There might be a chip on Boston’s shoulder in regards to Rivers, though. The he said-he said bickering between Rivers and Celtics president of basketball operations Danny Ainge over Rivers’ departure got beyond annoying. And the players Rivers left behind might interpret it as Rivers turning his back on them. The Celtics only get two shots at Doc, so there’s very little margin for error.
The difficult part is Rondo might not be ready to play by early December. Boston might not have a chance at winning either game without Rondo. Gratification might have to wait until January when they visit the Clippers at the Staples Center on the eighth and when the Nets come to Boston on the 26th.
The moment after the blockbuster trade was completed and Boston’s roster was evaluated, my conclusion was the Celtics weren’t that bad.
The roster lacked balance with no true center at the time and six guards. But individually the players have certain skills that are valuable. If head coach Brad Stevens can replicate his collegiate over-achieving success at the pro level, he could get the best out of some of these players:
Kris Humphries was a reliable double-double machine as recently as 2011-12. A player that goes all-out like Gerald Wallace does every night is the kind of player every team wants on its roster. During his rookie season, MarShon Brooks showed promise as an instant offense scorer.
And if Stevens can get the best out of all of his players, they will become more valuable in trades.
None of the Brooklyn four will ever have their number hanging from the rafters. Maybe half of them won’t finish the season with Boston. Their long-term value to a rebuilding team isn’t high.
What they could do is bring in more young talent and draft picks when flipped to contending teams or franchises that want to shed salary.
No one is off limits. Even though Ainge said to The Boston Globe he’s building around Rondo, Ainge will listen to every offer. And if some team knocks Ainge’s socks off with an irresistible offer, Ainge will pull the trigger.
So don’t get attached to anyone. Bradley, already appealing for his defense, would really up his value if he contributes offensively nightly. Sullinger or Kelly Olynyk would look nice coming off a contender’s bench. And because the 2014 draft could be deep at the small forward position, Ainge could move Jeff Green in anticipation of selecting Green’s replacement.
Most of the players are solid players.
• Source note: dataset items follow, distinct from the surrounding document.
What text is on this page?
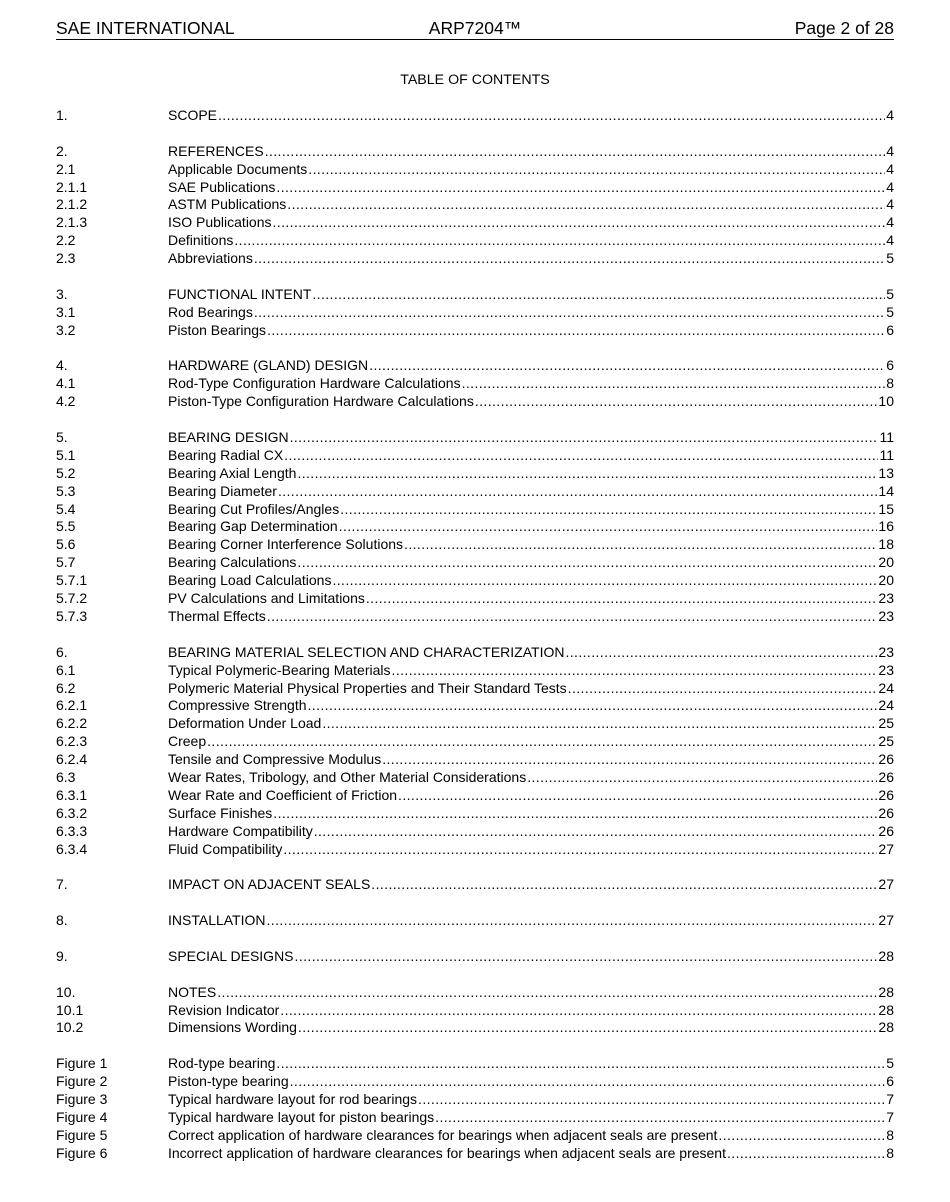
SAE INTERNATIONAL	ARP7204™	Page 2 of 28
TABLE OF CONTENTS
1.	SCOPE .....	4
2.	REFERENCES .....	4
2.1	Applicable Documents .....	4
2.1.1	SAE Publications .....	4
2.1.2	ASTM Publications .....	4
2.1.3	ISO Publications .....	4
2.2	Definitions .....	4
2.3	Abbreviations .....	5
3.	FUNCTIONAL INTENT .....	5
3.1	Rod Bearings .....	5
3.2	Piston Bearings .....	6
4.	HARDWARE (GLAND) DESIGN .....	6
4.1	Rod-Type Configuration Hardware Calculations .....	8
4.2	Piston-Type Configuration Hardware Calculations .....	10
5.	BEARING DESIGN .....	11
5.1	Bearing Radial CX .....	11
5.2	Bearing Axial Length .....	13
5.3	Bearing Diameter .....	14
5.4	Bearing Cut Profiles/Angles .....	15
5.5	Bearing Gap Determination .....	16
5.6	Bearing Corner Interference Solutions .....	18
5.7	Bearing Calculations .....	20
5.7.1	Bearing Load Calculations .....	20
5.7.2	PV Calculations and Limitations .....	23
5.7.3	Thermal Effects .....	23
6.	BEARING MATERIAL SELECTION AND CHARACTERIZATION .....	23
6.1	Typical Polymeric-Bearing Materials .....	23
6.2	Polymeric Material Physical Properties and Their Standard Tests .....	24
6.2.1	Compressive Strength .....	24
6.2.2	Deformation Under Load .....	25
6.2.3	Creep .....	25
6.2.4	Tensile and Compressive Modulus .....	26
6.3	Wear Rates, Tribology, and Other Material Considerations .....	26
6.3.1	Wear Rate and Coefficient of Friction .....	26
6.3.2	Surface Finishes .....	26
6.3.3	Hardware Compatibility .....	26
6.3.4	Fluid Compatibility .....	27
7.	IMPACT ON ADJACENT SEALS .....	27
8.	INSTALLATION .....	27
9.	SPECIAL DESIGNS .....	28
10.	NOTES .....	28
10.1	Revision Indicator .....	28
10.2	Dimensions Wording .....	28
Figure 1	Rod-type bearing .....	5
Figure 2	Piston-type bearing .....	6
Figure 3	Typical hardware layout for rod bearings .....	7
Figure 4	Typical hardware layout for piston bearings .....	7
Figure 5	Correct application of hardware clearances for bearings when adjacent seals are present .....	8
Figure 6	Incorrect application of hardware clearances for bearings when adjacent seals are present .....	8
But if Ainge can exchange anyone or package a few players to put the Celtics in position to add a franchise player or two, he will make the trade.
The trade deadline is February 20th, 2014.
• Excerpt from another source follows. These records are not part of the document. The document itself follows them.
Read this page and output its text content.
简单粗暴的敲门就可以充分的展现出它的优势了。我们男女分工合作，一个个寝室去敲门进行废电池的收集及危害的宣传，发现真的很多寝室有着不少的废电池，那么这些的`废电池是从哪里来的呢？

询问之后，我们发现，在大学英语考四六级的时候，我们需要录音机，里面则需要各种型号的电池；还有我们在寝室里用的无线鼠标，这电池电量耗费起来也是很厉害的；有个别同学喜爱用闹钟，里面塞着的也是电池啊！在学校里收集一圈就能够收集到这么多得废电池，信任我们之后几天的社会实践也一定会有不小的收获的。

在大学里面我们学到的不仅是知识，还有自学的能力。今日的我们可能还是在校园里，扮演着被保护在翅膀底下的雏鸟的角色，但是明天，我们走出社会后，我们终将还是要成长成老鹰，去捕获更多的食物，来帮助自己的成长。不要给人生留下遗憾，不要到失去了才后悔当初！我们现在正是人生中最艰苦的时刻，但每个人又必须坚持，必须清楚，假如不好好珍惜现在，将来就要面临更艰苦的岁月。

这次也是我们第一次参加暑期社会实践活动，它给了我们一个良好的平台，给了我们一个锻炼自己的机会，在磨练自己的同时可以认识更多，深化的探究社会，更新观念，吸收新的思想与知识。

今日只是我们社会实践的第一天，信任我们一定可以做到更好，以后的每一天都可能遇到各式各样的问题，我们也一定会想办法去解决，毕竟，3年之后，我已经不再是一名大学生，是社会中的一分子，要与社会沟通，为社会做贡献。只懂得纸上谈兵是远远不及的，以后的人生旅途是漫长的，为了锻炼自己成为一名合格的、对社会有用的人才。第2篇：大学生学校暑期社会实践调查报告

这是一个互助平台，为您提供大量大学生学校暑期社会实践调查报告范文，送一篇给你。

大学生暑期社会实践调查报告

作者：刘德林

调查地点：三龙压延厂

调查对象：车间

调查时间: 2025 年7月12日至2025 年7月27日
Imagine this—as it could very well happen:
It took 25 games, but Boston is finally clicking. They are playing with tempo, the defense is stingy, and they’ve won seven out of 10 games.
Just as the chemistry developed, a trade happens, knocking the Celtics off their momentum.
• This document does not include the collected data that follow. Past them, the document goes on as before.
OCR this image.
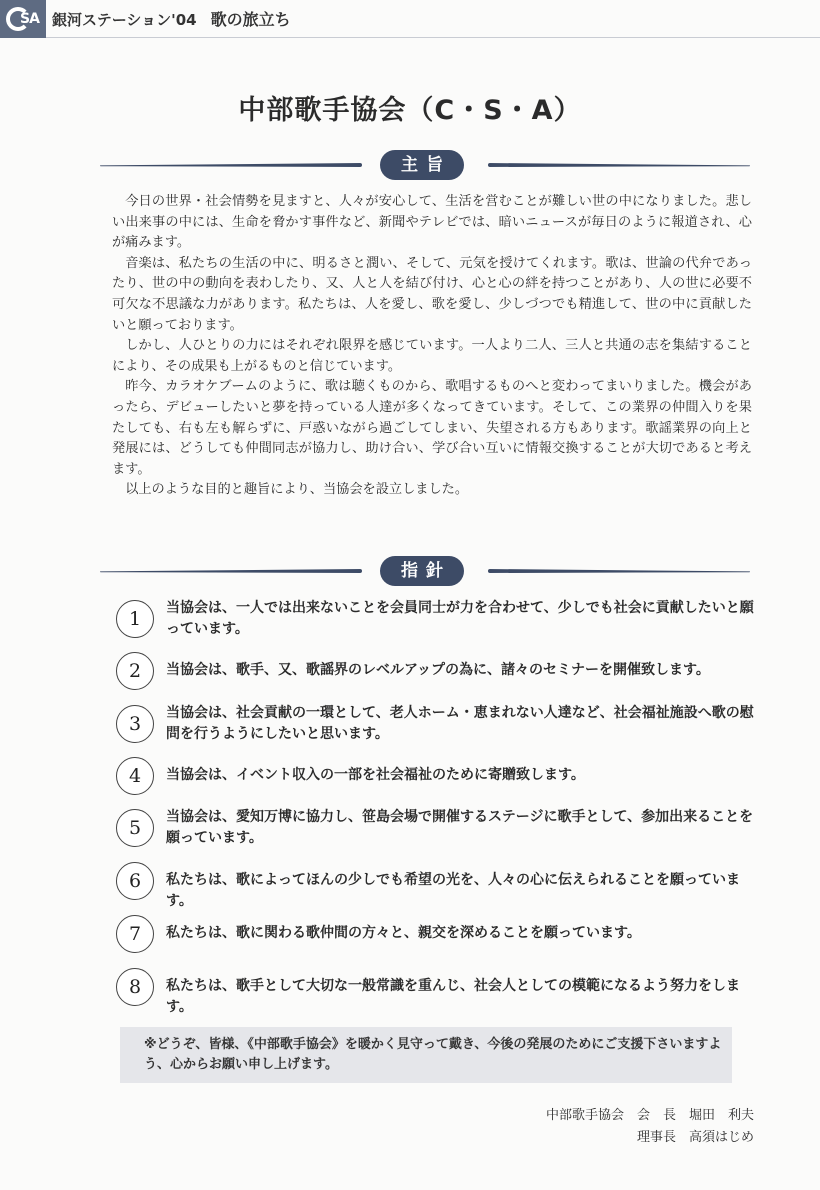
SA 銀河ステーション'04 歌の旅立ち
中部歌手協会（C・S・A）
主旨

今日の世界・社会情勢を見ますと、人々が安心して、生活を営むことが難しい世の中になりました。悲しい出来事の中には、生命を脅かす事件など、新聞やテレビでは、暗いニュースが毎日のように報道され、心が痛みます。

音楽は、私たちの生活の中に、明るさと潤い、そして、元気を授けてくれます。歌は、世論の代弁であったり、世の中の動向を表わしたり、又、人と人を結び付け、心と心の絆を持つことがあり、人の世に必要不可欠な不思議な力があります。私たちは、人を愛し、歌を愛し、少しづつでも精進して、世の中に貢献したいと願っております。

しかし、人ひとりの力にはそれぞれ限界を感じています。一人より二人、三人と共通の志を集結することにより、その成果も上がるものと信じています。

昨今、カラオケブームのように、歌は聴くものから、歌唱するものへと変わってまいりました。機会があったら、デビューしたいと夢を持っている人達が多くなってきています。そして、この業界の仲間入りを果たしても、右も左も解らずに、戸惑いながら過ごしてしまい、失望される方もあります。歌謡業界の向上と発展には、どうしても仲間同志が協力し、助け合い、学び合い互いに情報交換することが大切であると考えます。

以上のような目的と趣旨により、当協会を設立しました。

指針
1	当協会は、一人では出来ないことを会員同士が力を合わせて、少しでも社会に貢献したいと願っています。
2	当協会は、歌手、又、歌謡界のレベルアップの為に、諸々のセミナーを開催致します。
3	当協会は、社会貢献の一環として、老人ホーム・恵まれない人達など、社会福祉施設へ歌の慰問を行うようにしたいと思います。
4	当協会は、イベント収入の一部を社会福祉のために寄贈致します。
5	当協会は、愛知万博に協力し、笹島会場で開催するステージに歌手として、参加出来ることを願っています。
6	私たちは、歌によってほんの少しでも希望の光を、人々の心に伝えられることを願っています。
7	私たちは、歌に関わる歌仲間の方々と、親交を深めることを願っています。
8	私たちは、歌手として大切な一般常識を重んじ、社会人としての模範になるよう努力をします。
※どうぞ、皆様、《中部歌手協会》を暖かく見守って戴き、今後の発展のためにご支援下さいますよう、心からお願い申し上げます。
中部歌手協会　会　長　堀田　利夫
理事長　高須はじめ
Or maybe a couple of players take a little longer to return from nagging injuries. Maybe Sullinger and/or Rondo get some maintenance days off because of “soreness” related to their offseason surgeries.
Boston isn’t alone in their rebuilding effort. To ensure it works, it might take a little manipulating to guarantee the best shot at a high lottery selection.
Boston has been burned before by taking their chances with the NBA lottery. But the Celtics, armed with multiple first round draft selections over the next few years, don’t have to rely solely on the draft to rebuild the team.
Presently built, 30-to-35 wins seems possible for the Celtics. That should be enough to fall short of the playoffs but also show promise for a quick turnaround in the future.